Der Albanologe Elton Prifti erzählt bei der Urania über sein Heimatland Albanien und malt weiße Flecken farbig aus

Der kleine Junge steigt mit seinen Klassenkameraden auf den hohen Berg. Mühselig tragen sie große Steine zusammen. Patrouilliert von Soldaten formen die Kinder aus ihren Fundstücken den Satz: „Hoch lebe Enver Hoxha.“ Anschließend bepinseln sie die Worte mit weißer Farbe, so dass sie weithin leuchten und von Flugzeugen aus gut sichtbar sind.

Ansonsten ist von Albanien nichts zu sehen: schon gar nichts Leuchtendes. Das kleine Land, nicht mal so groß wie Brandenburg, liegt von der Außenwelt abgeschottet in der geistigen Versenkung. Diese Zeit der Abkapselung ist zwar vergangen – doch das Wissen um den Balkanstaat hat sich kaum gemehrt.
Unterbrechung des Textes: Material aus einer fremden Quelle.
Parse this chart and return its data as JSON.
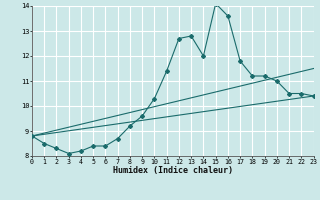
{
  "xlabel": "Humidex (Indice chaleur)",
  "bg_color": "#cce8e8",
  "line_color": "#1a6b6b",
  "grid_color": "#ffffff",
  "xmin": 0,
  "xmax": 23,
  "ymin": 8,
  "ymax": 14,
  "line1_x": [
    0,
    1,
    2,
    3,
    4,
    5,
    6,
    7,
    8,
    9,
    10,
    11,
    12,
    13,
    14,
    15,
    16,
    17,
    18,
    19,
    20,
    21,
    22,
    23
  ],
  "line1_y": [
    8.8,
    8.5,
    8.3,
    8.1,
    8.2,
    8.4,
    8.4,
    8.7,
    9.2,
    9.6,
    10.3,
    11.4,
    12.7,
    12.8,
    12.0,
    14.1,
    13.6,
    11.8,
    11.2,
    11.2,
    11.0,
    10.5,
    10.5,
    10.4
  ],
  "line2_x": [
    0,
    23
  ],
  "line2_y": [
    8.8,
    11.5
  ],
  "line3_x": [
    0,
    23
  ],
  "line3_y": [
    8.8,
    10.4
  ]
}
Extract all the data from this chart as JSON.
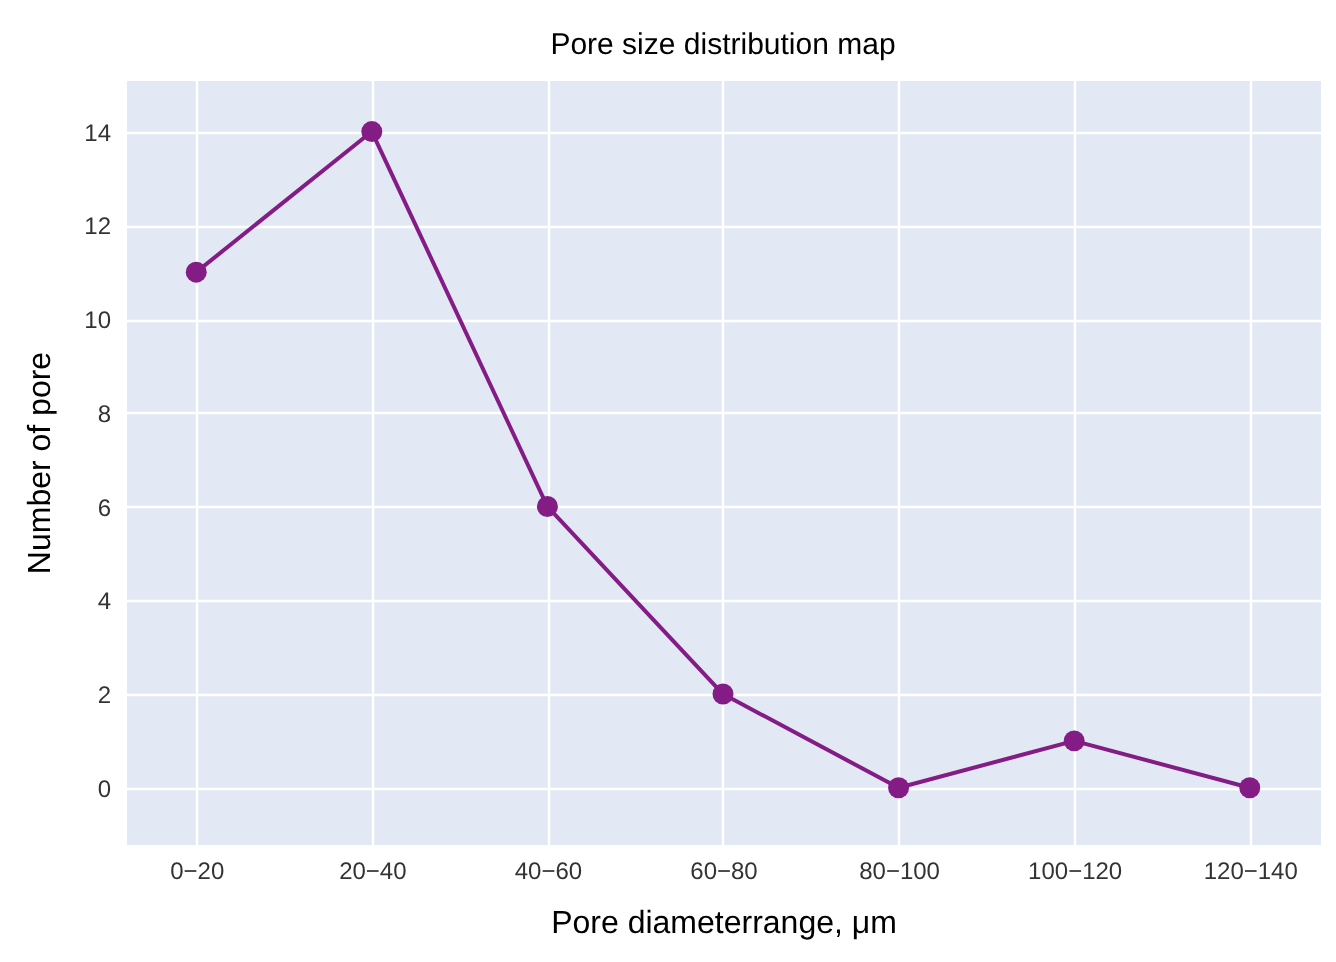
{
  "chart_data": {
    "type": "line",
    "title": "Pore size distribution map",
    "xlabel": "Pore diameterrange, μm",
    "ylabel": "Number of pore",
    "categories": [
      "0−20",
      "20−40",
      "40−60",
      "60−80",
      "80−100",
      "100−120",
      "120−140"
    ],
    "series": [
      {
        "color": "#841c86",
        "values": [
          11,
          14,
          6,
          2,
          0,
          1,
          0
        ]
      }
    ],
    "ylim": [
      -1.2,
      15.1
    ],
    "yticks": [
      0,
      2,
      4,
      6,
      8,
      10,
      12,
      14
    ],
    "grid": true,
    "marker": "circle",
    "line_style": "solid"
  }
}
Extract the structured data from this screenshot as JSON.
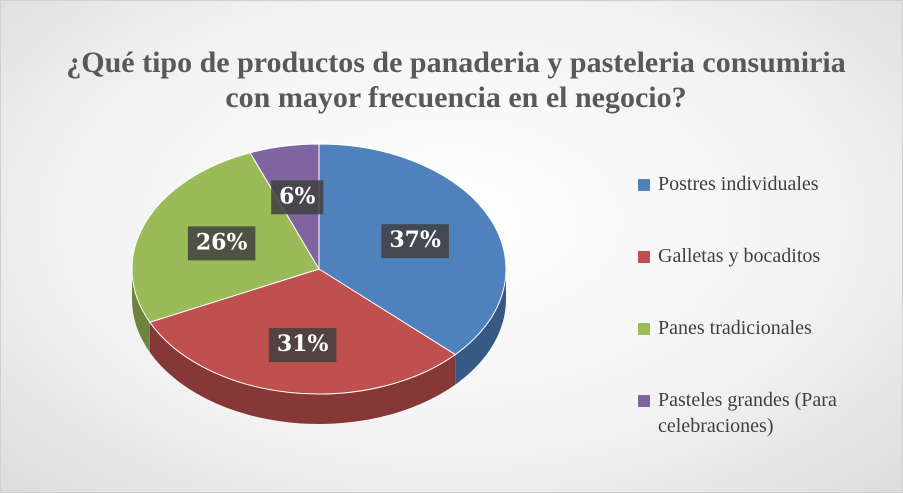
{
  "chart_data": {
    "type": "pie",
    "title": "¿Qué tipo de productos de panaderia y pasteleria consumiria con mayor frecuencia en el negocio?",
    "categories": [
      "Postres individuales",
      "Galletas y bocaditos",
      "Panes tradicionales",
      "Pasteles grandes (Para celebraciones)"
    ],
    "values": [
      37,
      31,
      26,
      6
    ],
    "value_labels": [
      "37%",
      "31%",
      "26%",
      "6%"
    ],
    "colors": [
      "#4f81bd",
      "#c0504d",
      "#9bbb59",
      "#8064a2"
    ],
    "legend": "right"
  }
}
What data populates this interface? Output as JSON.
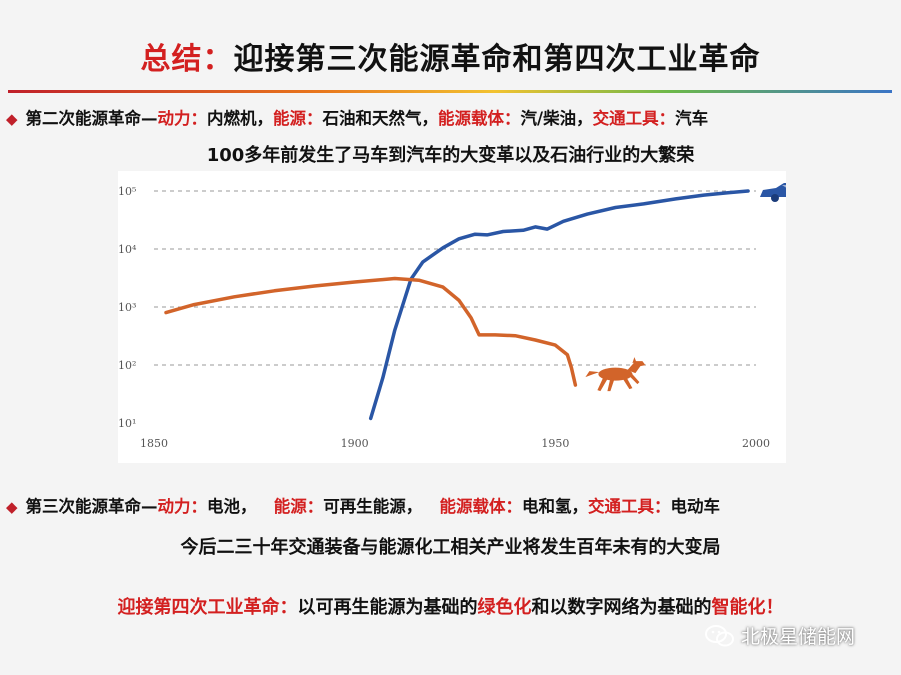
{
  "title": {
    "prefix": "总结：",
    "main": "迎接第三次能源革命和第四次工业革命"
  },
  "bullet2": {
    "head": "第二次能源革命—",
    "k1": "动力：",
    "v1": "内燃机，",
    "k2": "能源：",
    "v2": "石油和天然气，",
    "k3": "能源载体：",
    "v3": "汽/柴油，",
    "k4": "交通工具：",
    "v4": "汽车"
  },
  "subtitle2": "100多年前发生了马车到汽车的大变革以及石油行业的大繁荣",
  "bullet3": {
    "head": "第三次能源革命—",
    "k1": "动力：",
    "v1": "电池，",
    "k2": "能源：",
    "v2": "可再生能源，",
    "k3": "能源载体：",
    "v3": "电和氢，",
    "k4": "交通工具：",
    "v4": "电动车"
  },
  "subtitle3": "今后二三十年交通装备与能源化工相关产业将发生百年未有的大变局",
  "callout": {
    "p1": "迎接第四次工业革命：",
    "p2": "以可再生能源为基础的",
    "p3": "绿色化",
    "p4": "和以数字网络为基础的",
    "p5": "智能化",
    "p6": "！"
  },
  "watermark": {
    "text": "北极星储能网",
    "icon": "wechat-icon"
  },
  "colors": {
    "accent_red": "#d32020",
    "car_series": "#2a56a5",
    "horse_series": "#d2642a"
  },
  "chart_data": {
    "type": "line",
    "title": "",
    "xlabel": "",
    "ylabel": "",
    "y_scale": "log",
    "xlim": [
      1850,
      2000
    ],
    "ylim": [
      10,
      100000
    ],
    "x_ticks": [
      "1850",
      "1900",
      "1950",
      "2000"
    ],
    "y_ticks": [
      "10¹",
      "10²",
      "10³",
      "10⁴",
      "10⁵"
    ],
    "grid": "horizontal dashed",
    "series": [
      {
        "icon": "car-icon",
        "color": "#2a56a5",
        "points": [
          [
            1904,
            12
          ],
          [
            1907,
            60
          ],
          [
            1910,
            400
          ],
          [
            1914,
            3000
          ],
          [
            1917,
            6000
          ],
          [
            1922,
            10500
          ],
          [
            1926,
            15000
          ],
          [
            1930,
            18000
          ],
          [
            1933,
            17500
          ],
          [
            1937,
            20000
          ],
          [
            1942,
            21000
          ],
          [
            1945,
            24000
          ],
          [
            1948,
            22000
          ],
          [
            1952,
            30000
          ],
          [
            1958,
            40000
          ],
          [
            1965,
            52000
          ],
          [
            1972,
            60000
          ],
          [
            1980,
            73000
          ],
          [
            1987,
            85000
          ],
          [
            1993,
            93000
          ],
          [
            1998,
            100000
          ]
        ]
      },
      {
        "icon": "horse-icon",
        "color": "#d2642a",
        "points": [
          [
            1853,
            800
          ],
          [
            1860,
            1100
          ],
          [
            1870,
            1500
          ],
          [
            1880,
            1900
          ],
          [
            1890,
            2300
          ],
          [
            1900,
            2700
          ],
          [
            1910,
            3100
          ],
          [
            1916,
            2900
          ],
          [
            1922,
            2200
          ],
          [
            1926,
            1300
          ],
          [
            1929,
            650
          ],
          [
            1931,
            330
          ],
          [
            1935,
            330
          ],
          [
            1940,
            320
          ],
          [
            1945,
            270
          ],
          [
            1950,
            220
          ],
          [
            1953,
            150
          ],
          [
            1954,
            90
          ],
          [
            1955,
            45
          ]
        ]
      }
    ]
  }
}
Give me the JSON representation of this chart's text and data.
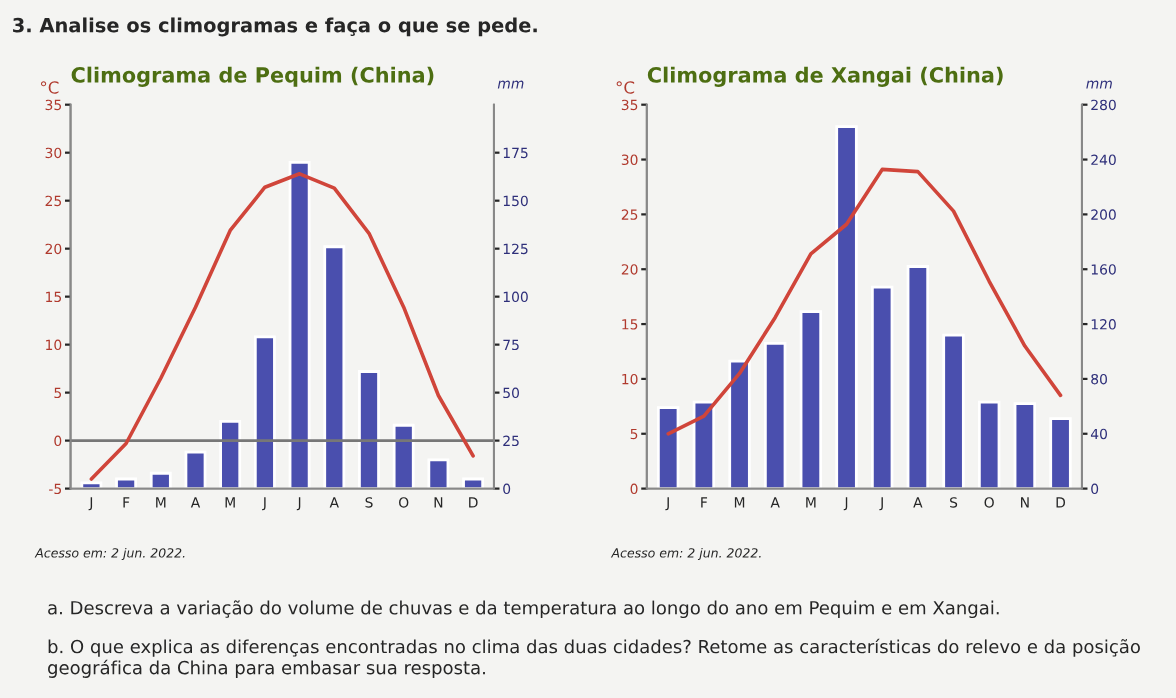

Inzwischen ist aus dem kleinen Jungen ein erwachsener, weltoffener Mann geworden: Sprachwissenschaftler und umtriebiger Multikulturarbeiter an der Universität Potsdam. Der Romanist, Germanist und Albanologe Dr. Elton Prifti erzählt mit nachdrücklichen Gesten und übersprühendem Herz – und gibt Albanien ein Gesicht. Er ist schon ganz aufgeregt, wenn er an seinen Vortrag am 30. Januar in der Urania denkt. Es ist das erste Mal, dass seine Wahlheimat Potsdam Interesse an sein einstiges Zuhause zeigt. „Es berührt mich zutiefst.“ Für den temperamentvollen Mann wird dieser Exkurs keineswegs ein Spaziergang, er gibt auch viel Persönliches preis, wenn er über das „Aschenputtel Europas“ berichtet, das ihm die „schönste Kindheit“ bescherte – trotz politischer Enge, die er natürlich instinktiv spürte.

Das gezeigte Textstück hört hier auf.